KOSPI Declines for Second Day
Profit-Taking After Recent Gains Weighs on Index
The KOSPI has been on a downward trend for the second consecutive day. Profit-taking selling following recent gains appears to be holding back the KOSPI, which is on the verge of recovering the 2600 level. With the debt ceiling issue, which had been affecting the stock market, entering its final stages, the market is expected to respond more sensitively to monetary policy and economic slowdown concerns ahead of the June U.S. Federal Open Market Committee (FOMC) meeting.
KOSPI Falls for Two Consecutive Days
As of 10:25 a.m. on the 1st, the KOSPI was at 2,570.98, down 6.14 points (0.24%) from the previous day. The KOSDAQ rose 3.19 points (0.37%) to 860.13. The KOSDAQ successfully reversed its initial decline to rise, but the KOSPI, after turning upward, fell back into a downward trend.
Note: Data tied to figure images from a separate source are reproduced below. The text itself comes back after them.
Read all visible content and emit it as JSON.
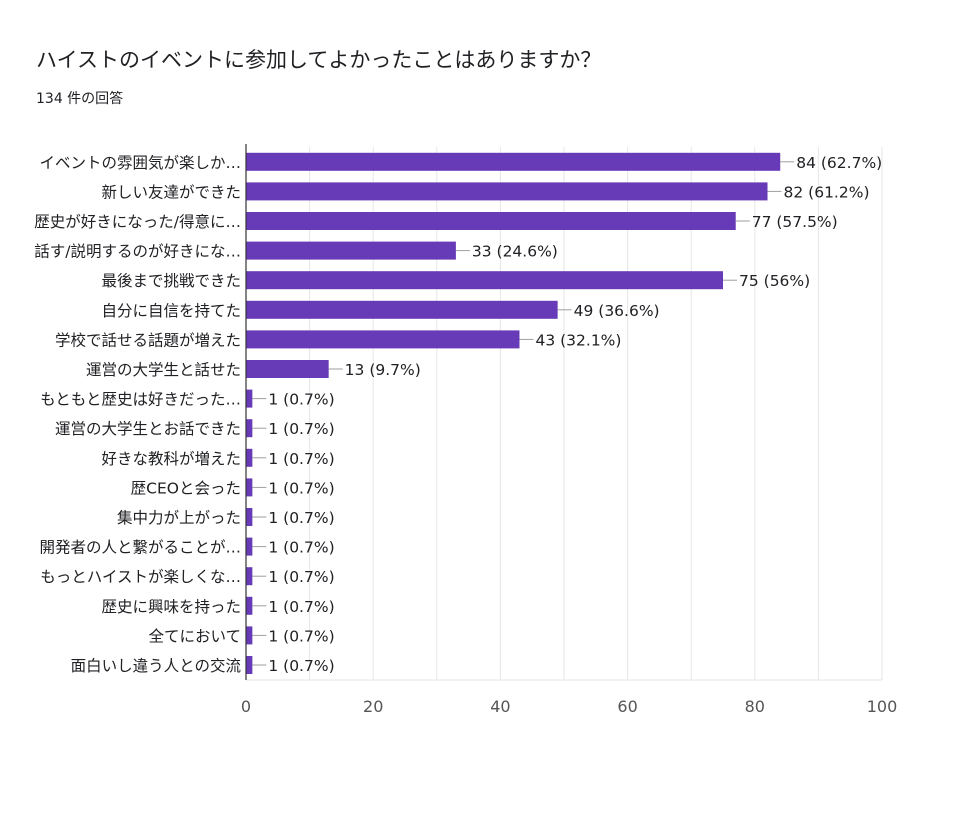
{
  "header": {
    "title": "ハイストのイベントに参加してよかったことはありますか？",
    "subtitle": "134 件の回答"
  },
  "colors": {
    "bar": "#673AB7",
    "grid": "#E6E6E6",
    "axis": "#333333",
    "leader": "#9E9E9E"
  },
  "chart_data": {
    "type": "bar",
    "orientation": "horizontal",
    "title": "ハイストのイベントに参加してよかったことはありますか？",
    "subtitle": "134 件の回答",
    "categories": [
      "イベントの雰囲気が楽しか…",
      "新しい友達ができた",
      "歴史が好きになった/得意に…",
      "話す/説明するのが好きにな…",
      "最後まで挑戦できた",
      "自分に自信を持てた",
      "学校で話せる話題が増えた",
      "運営の大学生と話せた",
      "もともと歴史は好きだった…",
      "運営の大学生とお話できた",
      "好きな教科が増えた",
      "歴CEOと会った",
      "集中力が上がった",
      "開発者の人と繋がることが…",
      "もっとハイストが楽しくな…",
      "歴史に興味を持った",
      "全てにおいて",
      "面白いし違う人との交流"
    ],
    "values": [
      84,
      82,
      77,
      33,
      75,
      49,
      43,
      13,
      1,
      1,
      1,
      1,
      1,
      1,
      1,
      1,
      1,
      1
    ],
    "data_labels": [
      "84 (62.7%)",
      "82 (61.2%)",
      "77 (57.5%)",
      "33 (24.6%)",
      "75 (56%)",
      "49 (36.6%)",
      "43 (32.1%)",
      "13 (9.7%)",
      "1 (0.7%)",
      "1 (0.7%)",
      "1 (0.7%)",
      "1 (0.7%)",
      "1 (0.7%)",
      "1 (0.7%)",
      "1 (0.7%)",
      "1 (0.7%)",
      "1 (0.7%)",
      "1 (0.7%)"
    ],
    "xlim": [
      0,
      100
    ],
    "xticks": [
      "0",
      "20",
      "40",
      "60",
      "80",
      "100"
    ],
    "grid": true,
    "legend": "none"
  }
}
The decline appears to be influenced by the U.S. stock market's weakness due to profit-taking selling in AI-related tech stocks such as Nvidia. On the 31st (local time) at the New York Stock Exchange (NYSE), the Dow Jones Industrial Average fell 0.41%, the S&P 500 dropped 0.61%, and the Nasdaq declined 0.63% compared to the previous day.
Na Jung-hwan, a researcher at NH Investment & Securities, analyzed, "The recent profit-taking selling in tech stocks that had been strong due to AI industry expectations led to the three major New York indices closing lower. Nvidia (down 5.7%) and AMD (down 5.6%) saw significant price drops, causing the Philadelphia Semiconductor Index to fall 2.7%."
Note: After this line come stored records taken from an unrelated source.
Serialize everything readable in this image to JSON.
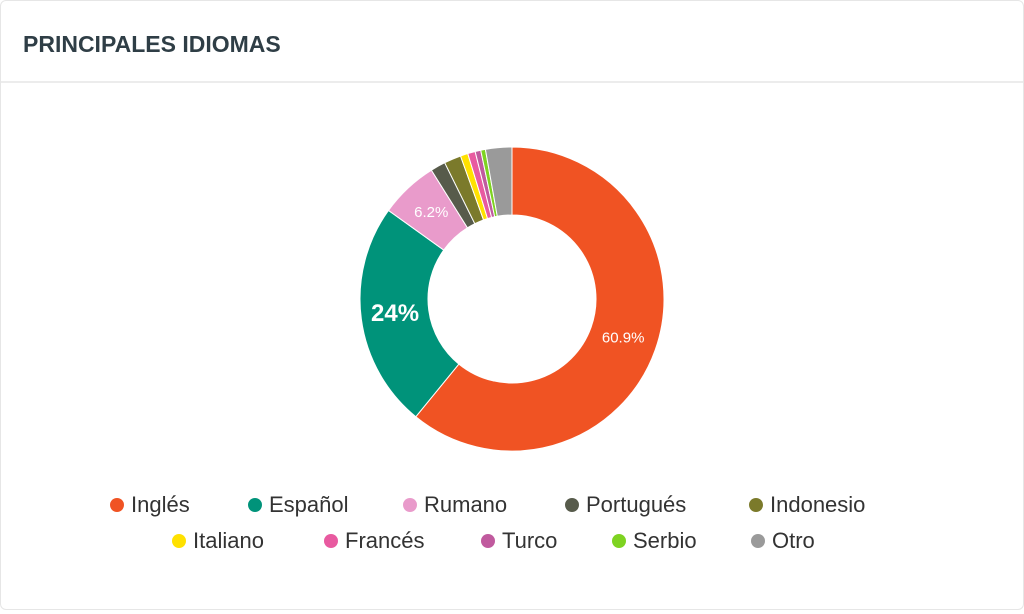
{
  "chart_data": {
    "type": "donut",
    "title": "PRINCIPALES IDIOMAS",
    "categories": [
      "Inglés",
      "Español",
      "Rumano",
      "Portugués",
      "Indonesio",
      "Italiano",
      "Francés",
      "Turco",
      "Serbio",
      "Otro"
    ],
    "values": [
      60.9,
      24,
      6.2,
      1.6,
      1.8,
      0.8,
      0.8,
      0.6,
      0.5,
      2.8
    ],
    "value_labels": [
      "60.9%",
      "24%",
      "6.2%",
      null,
      null,
      null,
      null,
      null,
      null,
      null
    ],
    "colors": [
      "#f05323",
      "#00937a",
      "#e99bcb",
      "#575b4b",
      "#7b7a2b",
      "#ffe100",
      "#e85aa0",
      "#c05a9e",
      "#7ed321",
      "#9a9a9a"
    ],
    "legend": "bottom"
  }
}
Accordingly, Samsung Electronics and SK Hynix were down 0.42% and 0.92%, respectively, on the day. Seo Sang-young, a researcher at Mirae Asset Securities, explained, "The U.S. stock market's decline, reflecting recession concerns and profit-taking selling after recent gains, is a burden on the domestic market. In particular, attention should be paid to the fact that Micron did not raise its guidance, Hewlett-Packard's weak sales, and Ambarella's poor earnings, which are negative factors for the semiconductor sector and may increase the desire for profit-taking."
With the debt ceiling negotiations nearing resolution, the stock market is expected to be influenced by variables such as monetary policy and economic slowdown concerns. Han Ji-young, a researcher at Kiwoom Securities, said, "The debt ceiling increase bill passed the House Rules Committee and is likely to pass the House vote, reducing political uncertainty. This could stimulate risk appetite, but the market is expected to continue to coexist with caution regarding existing macroeconomic variables such as Federal Reserve tightening and the economy."
Market Attention on Interest Rate Path to Increase Ahead of FOMC
The market currently expects the June FOMC to hold rates steady. According to the CME FedWatch tool, the probability of a rate hold in June jumped sharply from the previous day's 33% range to the 72% range. Conversely, the probability of an additional 0.25 percentage point hike dropped from the 65% range to the 27% range.
Market attention is focused on the June FOMC, the last major event of the first half of the year and one that will influence the stock market direction in the second half. Among Fed officials, opinions on the direction of interest rates are divided. Since mid-May, hawkish figures such as James Bullard, President of the Federal Reserve Bank of St. Louis, have emphasized the need for further hikes, but Philip Jefferson, nominated as the next Fed Vice Chair, and Patrick Harker, President of the Philadelphia Fed, expressed the view that skipping a rate hike in June would be appropriate.
One researcher noted, "The fact that Jefferson and Harker used the term 'skipping' rather than 'pausing' or 'ending' suggests that even if rates are held steady in June, the possibility of hikes remains open in subsequent meetings. While this could trigger a market correction that had priced in the end of Fed tightening, the Beige Book released the previous day mentioned slowing employment growth in most regions, increased loan delinquencies in some areas, moderate wage growth, and easing inflation, indicating limited room for further Fed hikes."
There is a low likelihood that tightening concerns will materialize this month. Labor Gil, a researcher at Shinhan Investment Corp., said, "The Fed does not see an immediate need for further rate hikes amid uncertainty about the real economy impact of tighter lending standards. Since there has not been enough time to confirm data to justify rushing tightening, the likelihood of tightening concerns materializing in June is low."